The still-bare mound of earth that covered the dead of the last plague was an oppressive, inescapable presence in the north of the yard. A few men and women could be seen walking over there at intervals to stand silently in the hard wind.

There had been a persistent rumour that the High Patriarch himself might make the trip north from Rhodias to honour the memory of King

Hildric, but this had not come to pass. The talk, both within and without the sanctuary, was clear as to why.

The mosaicists-a celebrated pair, native to Varena-obedient to the will of the young queen, had put Heladikos on the dome.

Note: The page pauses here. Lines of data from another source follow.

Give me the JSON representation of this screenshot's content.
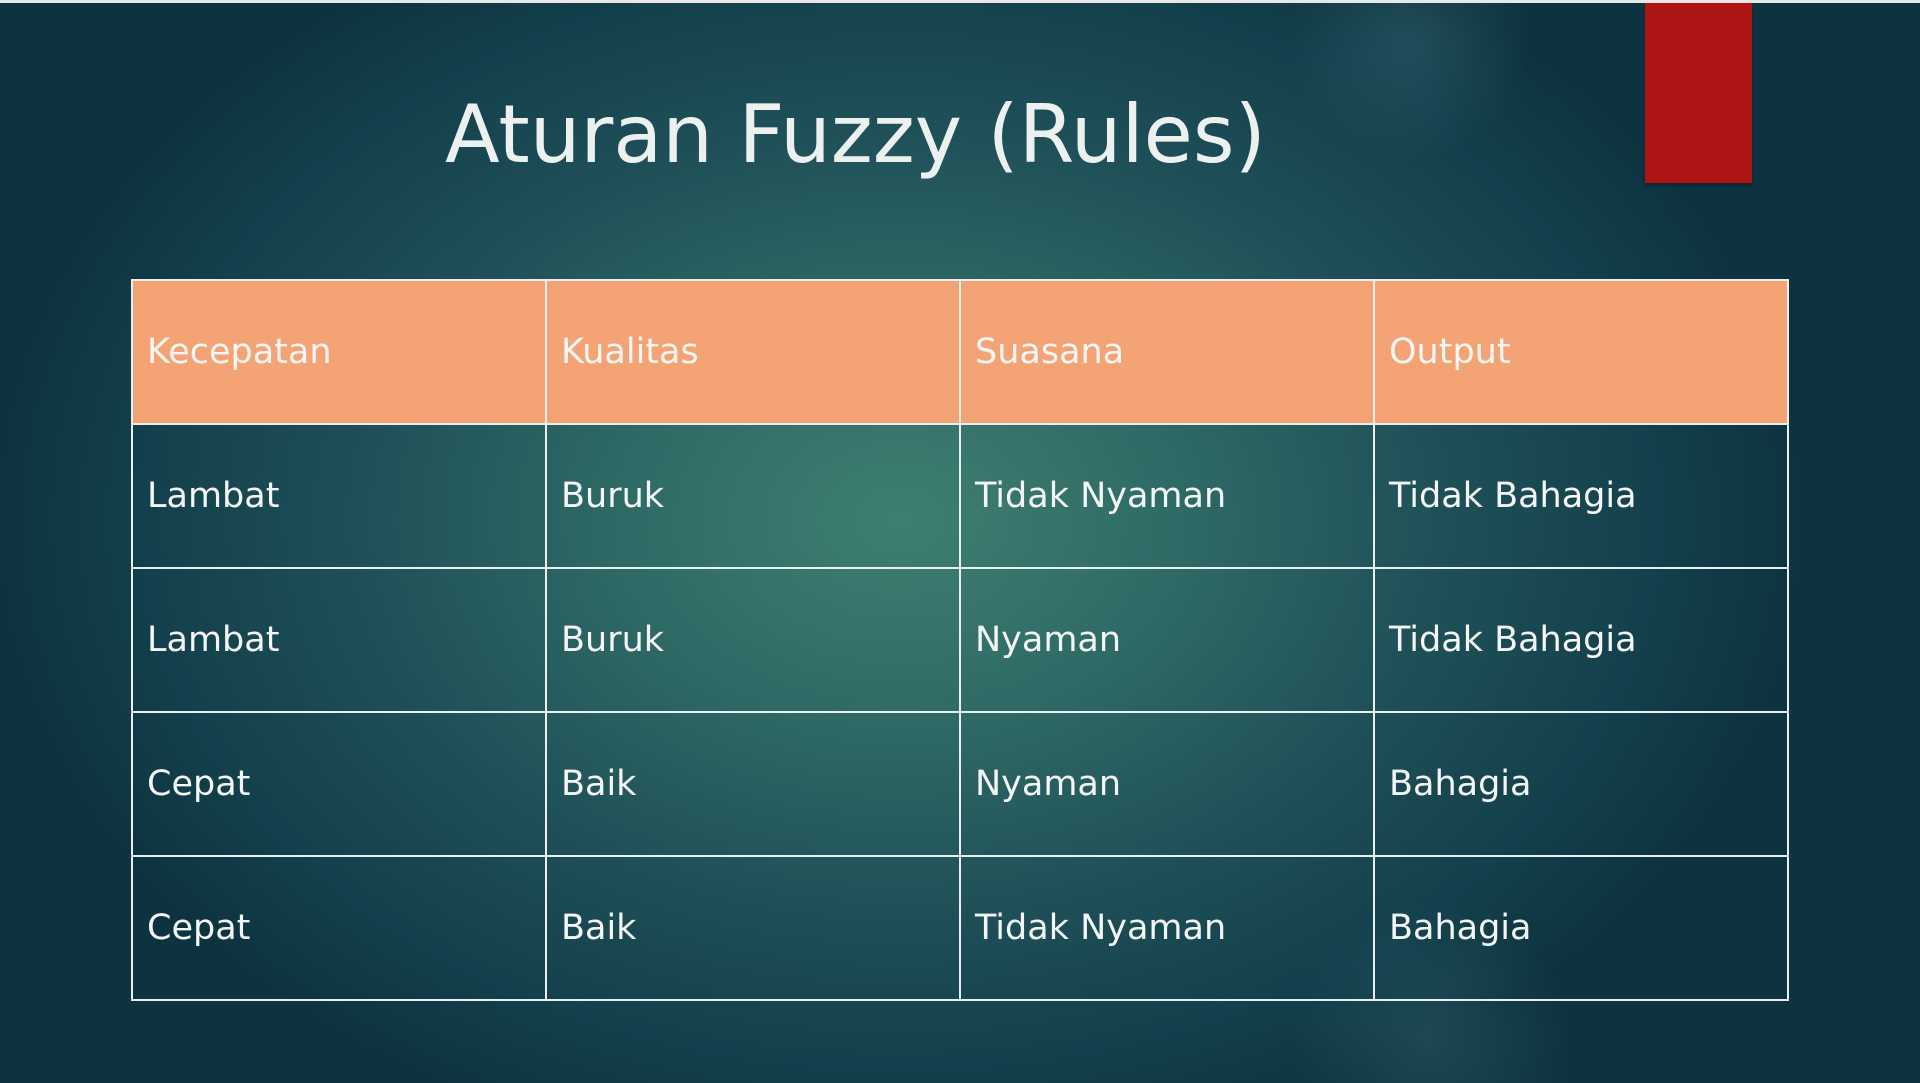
{
  "slide": {
    "title": "Aturan Fuzzy (Rules)",
    "colors": {
      "background": "#2f6b66",
      "header_fill": "#f4a374",
      "accent_bar": "#ad1515",
      "text": "#f4f6f5",
      "grid_lines": "#e9efee"
    }
  },
  "table": {
    "headers": [
      "Kecepatan",
      "Kualitas",
      "Suasana",
      "Output"
    ],
    "rows": [
      [
        "Lambat",
        "Buruk",
        "Tidak Nyaman",
        "Tidak Bahagia"
      ],
      [
        "Lambat",
        "Buruk",
        "Nyaman",
        "Tidak Bahagia"
      ],
      [
        "Cepat",
        "Baik",
        "Nyaman",
        "Bahagia"
      ],
      [
        "Cepat",
        "Baik",
        "Tidak Nyaman",
        "Bahagia"
      ]
    ]
  }
}
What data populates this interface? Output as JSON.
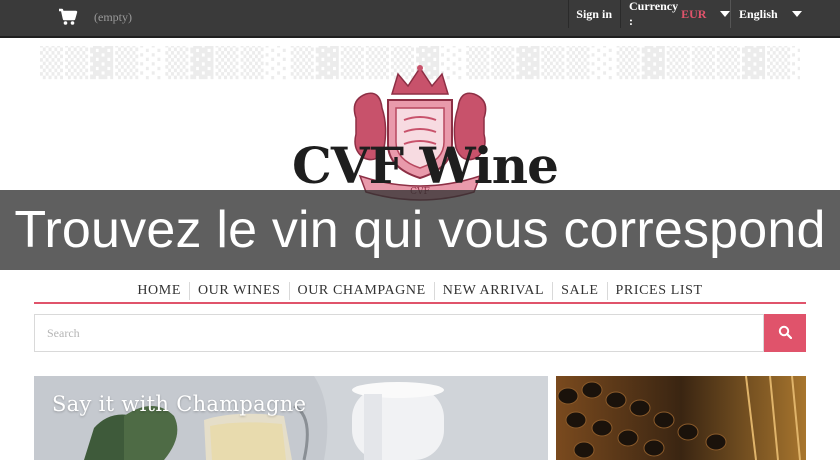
{
  "topbar": {
    "cart_status": "(empty)",
    "sign_in": "Sign in",
    "currency_label": "Currency :",
    "currency_value": "EUR",
    "language": "English"
  },
  "logo": {
    "wordmark": "CVF Wine",
    "crest_banner": "CVF"
  },
  "overlay": {
    "caption": "Trouvez le vin qui vous correspond"
  },
  "nav": {
    "items": [
      "HOME",
      "OUR WINES",
      "OUR CHAMPAGNE",
      "NEW ARRIVAL",
      "SALE",
      "PRICES LIST"
    ]
  },
  "search": {
    "placeholder": "Search"
  },
  "banners": {
    "left_title": "Say it with Champagne"
  },
  "colors": {
    "accent": "#e0536b",
    "topbar": "#3a3a3a",
    "crest": "#c8526b"
  }
}
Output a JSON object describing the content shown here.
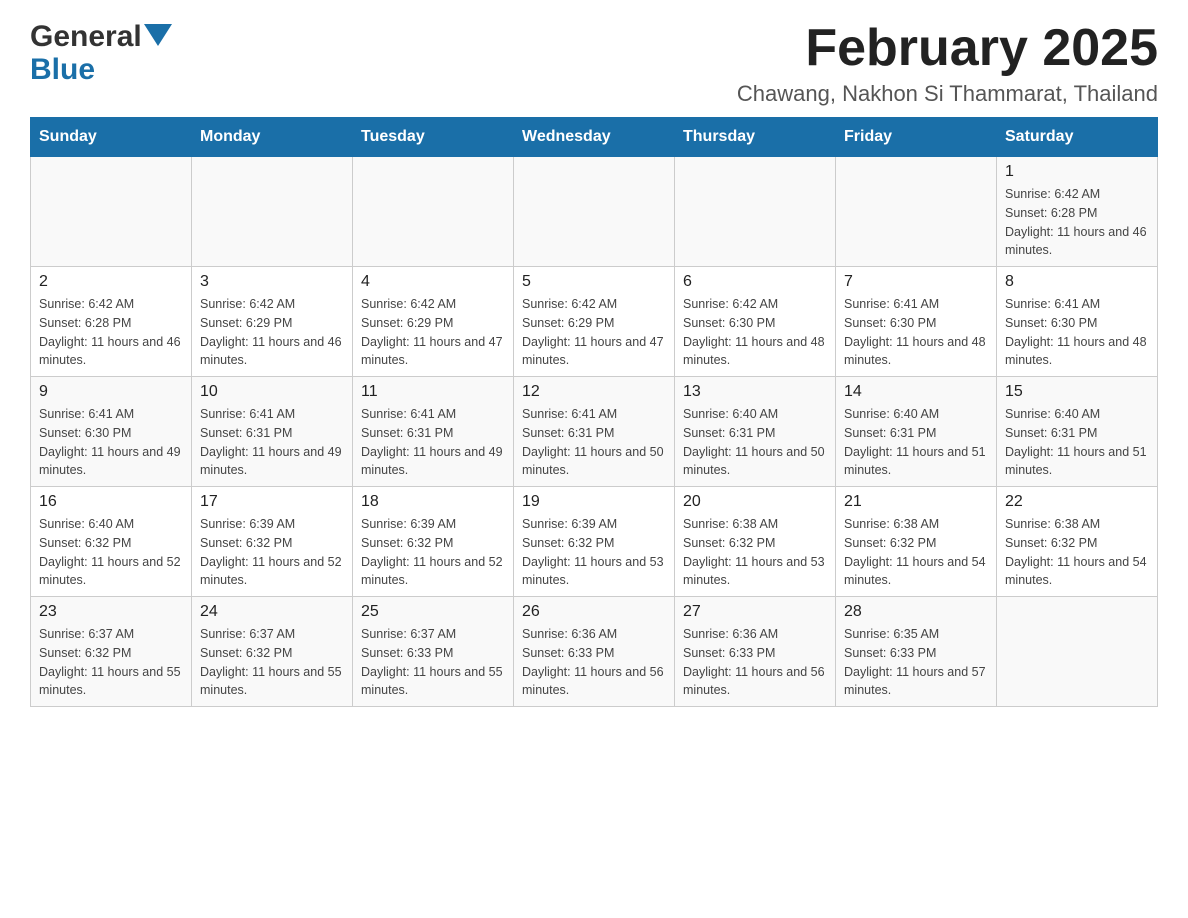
{
  "logo": {
    "general": "General",
    "blue": "Blue"
  },
  "header": {
    "month_year": "February 2025",
    "location": "Chawang, Nakhon Si Thammarat, Thailand"
  },
  "days_of_week": [
    "Sunday",
    "Monday",
    "Tuesday",
    "Wednesday",
    "Thursday",
    "Friday",
    "Saturday"
  ],
  "weeks": [
    [
      {
        "day": "",
        "info": ""
      },
      {
        "day": "",
        "info": ""
      },
      {
        "day": "",
        "info": ""
      },
      {
        "day": "",
        "info": ""
      },
      {
        "day": "",
        "info": ""
      },
      {
        "day": "",
        "info": ""
      },
      {
        "day": "1",
        "info": "Sunrise: 6:42 AM\nSunset: 6:28 PM\nDaylight: 11 hours and 46 minutes."
      }
    ],
    [
      {
        "day": "2",
        "info": "Sunrise: 6:42 AM\nSunset: 6:28 PM\nDaylight: 11 hours and 46 minutes."
      },
      {
        "day": "3",
        "info": "Sunrise: 6:42 AM\nSunset: 6:29 PM\nDaylight: 11 hours and 46 minutes."
      },
      {
        "day": "4",
        "info": "Sunrise: 6:42 AM\nSunset: 6:29 PM\nDaylight: 11 hours and 47 minutes."
      },
      {
        "day": "5",
        "info": "Sunrise: 6:42 AM\nSunset: 6:29 PM\nDaylight: 11 hours and 47 minutes."
      },
      {
        "day": "6",
        "info": "Sunrise: 6:42 AM\nSunset: 6:30 PM\nDaylight: 11 hours and 48 minutes."
      },
      {
        "day": "7",
        "info": "Sunrise: 6:41 AM\nSunset: 6:30 PM\nDaylight: 11 hours and 48 minutes."
      },
      {
        "day": "8",
        "info": "Sunrise: 6:41 AM\nSunset: 6:30 PM\nDaylight: 11 hours and 48 minutes."
      }
    ],
    [
      {
        "day": "9",
        "info": "Sunrise: 6:41 AM\nSunset: 6:30 PM\nDaylight: 11 hours and 49 minutes."
      },
      {
        "day": "10",
        "info": "Sunrise: 6:41 AM\nSunset: 6:31 PM\nDaylight: 11 hours and 49 minutes."
      },
      {
        "day": "11",
        "info": "Sunrise: 6:41 AM\nSunset: 6:31 PM\nDaylight: 11 hours and 49 minutes."
      },
      {
        "day": "12",
        "info": "Sunrise: 6:41 AM\nSunset: 6:31 PM\nDaylight: 11 hours and 50 minutes."
      },
      {
        "day": "13",
        "info": "Sunrise: 6:40 AM\nSunset: 6:31 PM\nDaylight: 11 hours and 50 minutes."
      },
      {
        "day": "14",
        "info": "Sunrise: 6:40 AM\nSunset: 6:31 PM\nDaylight: 11 hours and 51 minutes."
      },
      {
        "day": "15",
        "info": "Sunrise: 6:40 AM\nSunset: 6:31 PM\nDaylight: 11 hours and 51 minutes."
      }
    ],
    [
      {
        "day": "16",
        "info": "Sunrise: 6:40 AM\nSunset: 6:32 PM\nDaylight: 11 hours and 52 minutes."
      },
      {
        "day": "17",
        "info": "Sunrise: 6:39 AM\nSunset: 6:32 PM\nDaylight: 11 hours and 52 minutes."
      },
      {
        "day": "18",
        "info": "Sunrise: 6:39 AM\nSunset: 6:32 PM\nDaylight: 11 hours and 52 minutes."
      },
      {
        "day": "19",
        "info": "Sunrise: 6:39 AM\nSunset: 6:32 PM\nDaylight: 11 hours and 53 minutes."
      },
      {
        "day": "20",
        "info": "Sunrise: 6:38 AM\nSunset: 6:32 PM\nDaylight: 11 hours and 53 minutes."
      },
      {
        "day": "21",
        "info": "Sunrise: 6:38 AM\nSunset: 6:32 PM\nDaylight: 11 hours and 54 minutes."
      },
      {
        "day": "22",
        "info": "Sunrise: 6:38 AM\nSunset: 6:32 PM\nDaylight: 11 hours and 54 minutes."
      }
    ],
    [
      {
        "day": "23",
        "info": "Sunrise: 6:37 AM\nSunset: 6:32 PM\nDaylight: 11 hours and 55 minutes."
      },
      {
        "day": "24",
        "info": "Sunrise: 6:37 AM\nSunset: 6:32 PM\nDaylight: 11 hours and 55 minutes."
      },
      {
        "day": "25",
        "info": "Sunrise: 6:37 AM\nSunset: 6:33 PM\nDaylight: 11 hours and 55 minutes."
      },
      {
        "day": "26",
        "info": "Sunrise: 6:36 AM\nSunset: 6:33 PM\nDaylight: 11 hours and 56 minutes."
      },
      {
        "day": "27",
        "info": "Sunrise: 6:36 AM\nSunset: 6:33 PM\nDaylight: 11 hours and 56 minutes."
      },
      {
        "day": "28",
        "info": "Sunrise: 6:35 AM\nSunset: 6:33 PM\nDaylight: 11 hours and 57 minutes."
      },
      {
        "day": "",
        "info": ""
      }
    ]
  ]
}
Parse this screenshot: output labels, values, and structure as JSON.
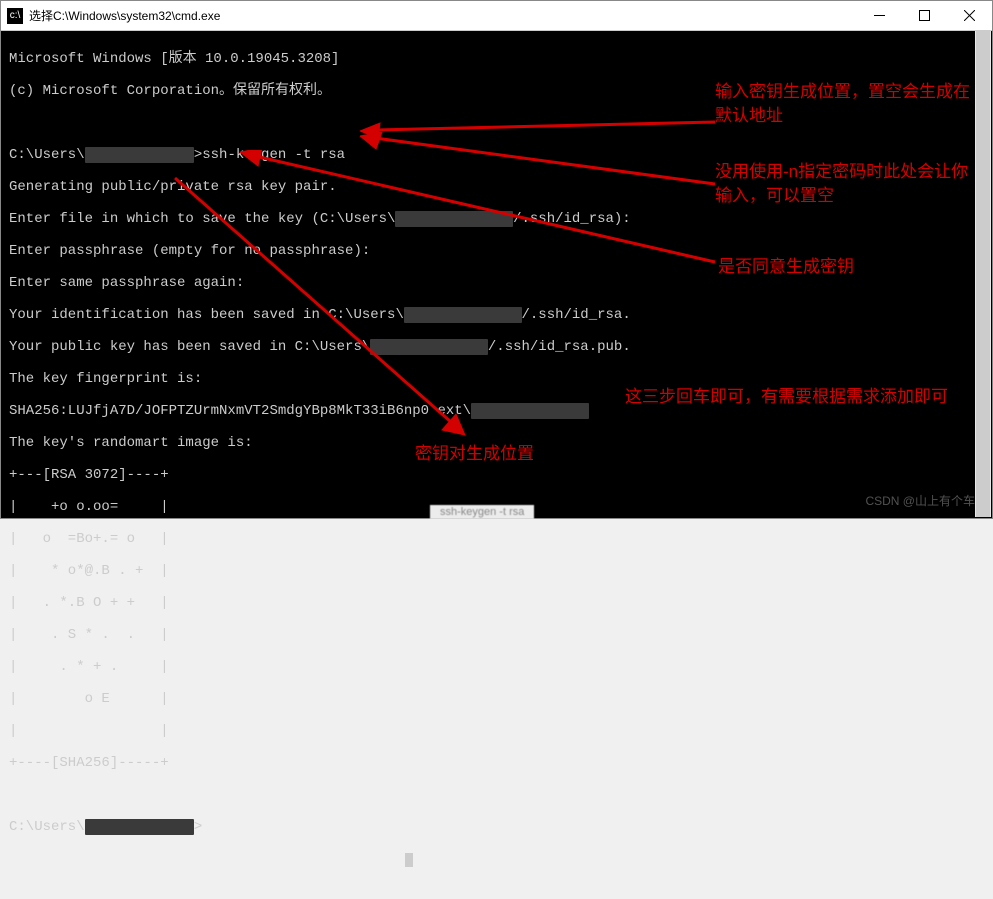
{
  "title": "选择C:\\Windows\\system32\\cmd.exe",
  "terminal": {
    "l1": "Microsoft Windows [版本 10.0.19045.3208]",
    "l2": "(c) Microsoft Corporation。保留所有权利。",
    "l3a": "C:\\Users\\",
    "l3b": ">ssh-keygen -t rsa",
    "l4": "Generating public/private rsa key pair.",
    "l5a": "Enter file in which to save the key (C:\\Users\\",
    "l5b": "/.ssh/id_rsa):",
    "l6": "Enter passphrase (empty for no passphrase):",
    "l7": "Enter same passphrase again:",
    "l8a": "Your identification has been saved in C:\\Users\\",
    "l8b": "/.ssh/id_rsa.",
    "l9a": "Your public key has been saved in C:\\Users\\",
    "l9b": "/.ssh/id_rsa.pub.",
    "l10": "The key fingerprint is:",
    "l11a": "SHA256:LUJfjA7D/JOFPTZUrmNxmVT2SmdgYBp8MkT33iB6np0 ext\\",
    "l12": "The key's randomart image is:",
    "art1": "+---[RSA 3072]----+",
    "art2": "|    +o o.oo=     |",
    "art3": "|   o  =Bo+.= o   |",
    "art4": "|    * o*@.B . +  |",
    "art5": "|   . *.B O + +   |",
    "art6": "|    . S * .  .   |",
    "art7": "|     . * + .     |",
    "art8": "|        o E      |",
    "art9": "|                 |",
    "art10": "+----[SHA256]-----+",
    "l13a": "C:\\Users\\",
    "l13b": ">"
  },
  "annotations": {
    "a1": "输入密钥生成位置，置空会生成在默认地址",
    "a2": "没用使用-n指定密码时此处会让你输入，可以置空",
    "a3": "是否同意生成密钥",
    "a4": "这三步回车即可，有需要根据需求添加即可",
    "a5": "密钥对生成位置"
  },
  "watermark": "CSDN @山上有个车",
  "bottom_tab": "ssh-keygen -t rsa"
}
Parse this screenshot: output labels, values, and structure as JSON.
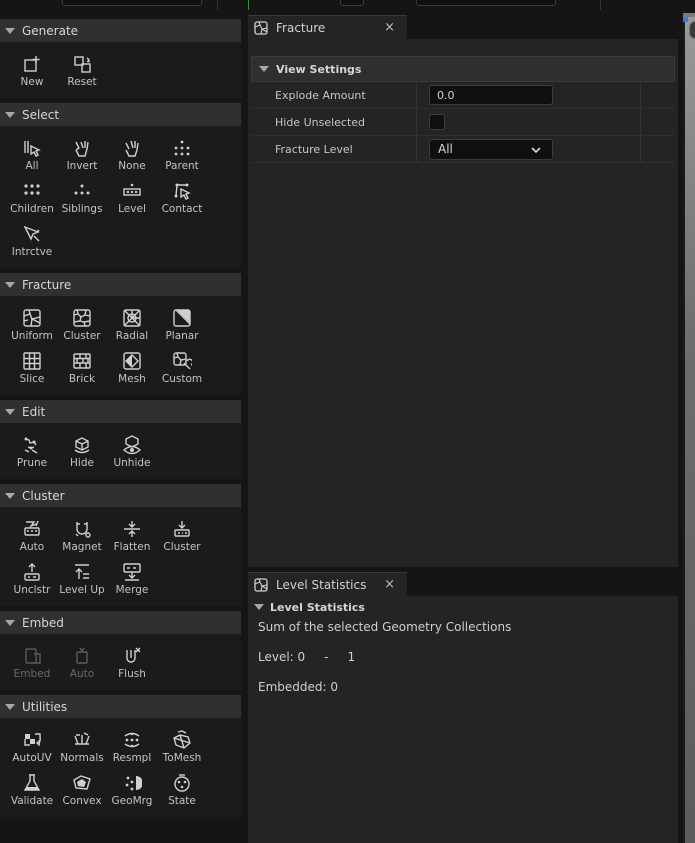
{
  "toolbox": {
    "categories": [
      {
        "name": "Generate",
        "tools": [
          {
            "label": "New",
            "icon": "new-icon"
          },
          {
            "label": "Reset",
            "icon": "reset-icon"
          }
        ]
      },
      {
        "name": "Select",
        "tools": [
          {
            "label": "All",
            "icon": "select-all-icon"
          },
          {
            "label": "Invert",
            "icon": "invert-icon"
          },
          {
            "label": "None",
            "icon": "select-none-icon"
          },
          {
            "label": "Parent",
            "icon": "parent-icon"
          },
          {
            "label": "Children",
            "icon": "children-icon"
          },
          {
            "label": "Siblings",
            "icon": "siblings-icon"
          },
          {
            "label": "Level",
            "icon": "level-icon"
          },
          {
            "label": "Contact",
            "icon": "contact-icon"
          },
          {
            "label": "Intrctve",
            "icon": "interactive-icon"
          }
        ]
      },
      {
        "name": "Fracture",
        "tools": [
          {
            "label": "Uniform",
            "icon": "uniform-icon"
          },
          {
            "label": "Cluster",
            "icon": "cluster-fracture-icon"
          },
          {
            "label": "Radial",
            "icon": "radial-icon"
          },
          {
            "label": "Planar",
            "icon": "planar-icon"
          },
          {
            "label": "Slice",
            "icon": "slice-icon"
          },
          {
            "label": "Brick",
            "icon": "brick-icon"
          },
          {
            "label": "Mesh",
            "icon": "mesh-icon"
          },
          {
            "label": "Custom",
            "icon": "custom-icon"
          }
        ]
      },
      {
        "name": "Edit",
        "tools": [
          {
            "label": "Prune",
            "icon": "prune-icon"
          },
          {
            "label": "Hide",
            "icon": "hide-icon"
          },
          {
            "label": "Unhide",
            "icon": "unhide-icon"
          }
        ]
      },
      {
        "name": "Cluster",
        "tools": [
          {
            "label": "Auto",
            "icon": "auto-cluster-icon"
          },
          {
            "label": "Magnet",
            "icon": "magnet-icon"
          },
          {
            "label": "Flatten",
            "icon": "flatten-icon"
          },
          {
            "label": "Cluster",
            "icon": "cluster-icon"
          },
          {
            "label": "Unclstr",
            "icon": "uncluster-icon"
          },
          {
            "label": "Level Up",
            "icon": "level-up-icon"
          },
          {
            "label": "Merge",
            "icon": "merge-icon"
          }
        ]
      },
      {
        "name": "Embed",
        "tools": [
          {
            "label": "Embed",
            "icon": "embed-icon",
            "disabled": true
          },
          {
            "label": "Auto",
            "icon": "auto-embed-icon",
            "disabled": true
          },
          {
            "label": "Flush",
            "icon": "flush-icon"
          }
        ]
      },
      {
        "name": "Utilities",
        "tools": [
          {
            "label": "AutoUV",
            "icon": "autouv-icon"
          },
          {
            "label": "Normals",
            "icon": "normals-icon"
          },
          {
            "label": "Resmpl",
            "icon": "resample-icon"
          },
          {
            "label": "ToMesh",
            "icon": "to-mesh-icon"
          },
          {
            "label": "Validate",
            "icon": "validate-icon"
          },
          {
            "label": "Convex",
            "icon": "convex-icon"
          },
          {
            "label": "GeoMrg",
            "icon": "geo-merge-icon"
          },
          {
            "label": "State",
            "icon": "state-icon"
          }
        ]
      }
    ]
  },
  "fracture_panel": {
    "tab_label": "Fracture",
    "close_glyph": "×",
    "section_title": "View Settings",
    "explode_label": "Explode Amount",
    "explode_value": "0.0",
    "hide_unselected_label": "Hide Unselected",
    "hide_unselected_checked": false,
    "fracture_level_label": "Fracture Level",
    "fracture_level_value": "All"
  },
  "stats_panel": {
    "tab_label": "Level Statistics",
    "close_glyph": "×",
    "section_title": "Level Statistics",
    "summary": "Sum of the selected Geometry Collections",
    "level_label": "Level: 0",
    "level_dash": "-",
    "level_count": "1",
    "embedded_text": "Embedded: 0"
  },
  "colors": {
    "accent": "#2f7de0",
    "panel_bg": "#242424",
    "toolbox_bg": "#1b1b1b",
    "header_bg": "#303030"
  }
}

Athan, the High Patriarch, who had signed-under duress from the east, it was generally believed-a Joint Pronouncement forbidding representations of Jad's mortal son, could hardly attend at a sanctuary that so boldly flouted his will. On the other hand, in the reality of the Batiaran peninsula as it was under the Antae, neither could he ignore a ceremony such as this. The Antae had come to the faith of Jad for the son as much as the father, and they were not about to leave Heladikos behind them, whatever the two Patriarchs might say. It was a… difficulty.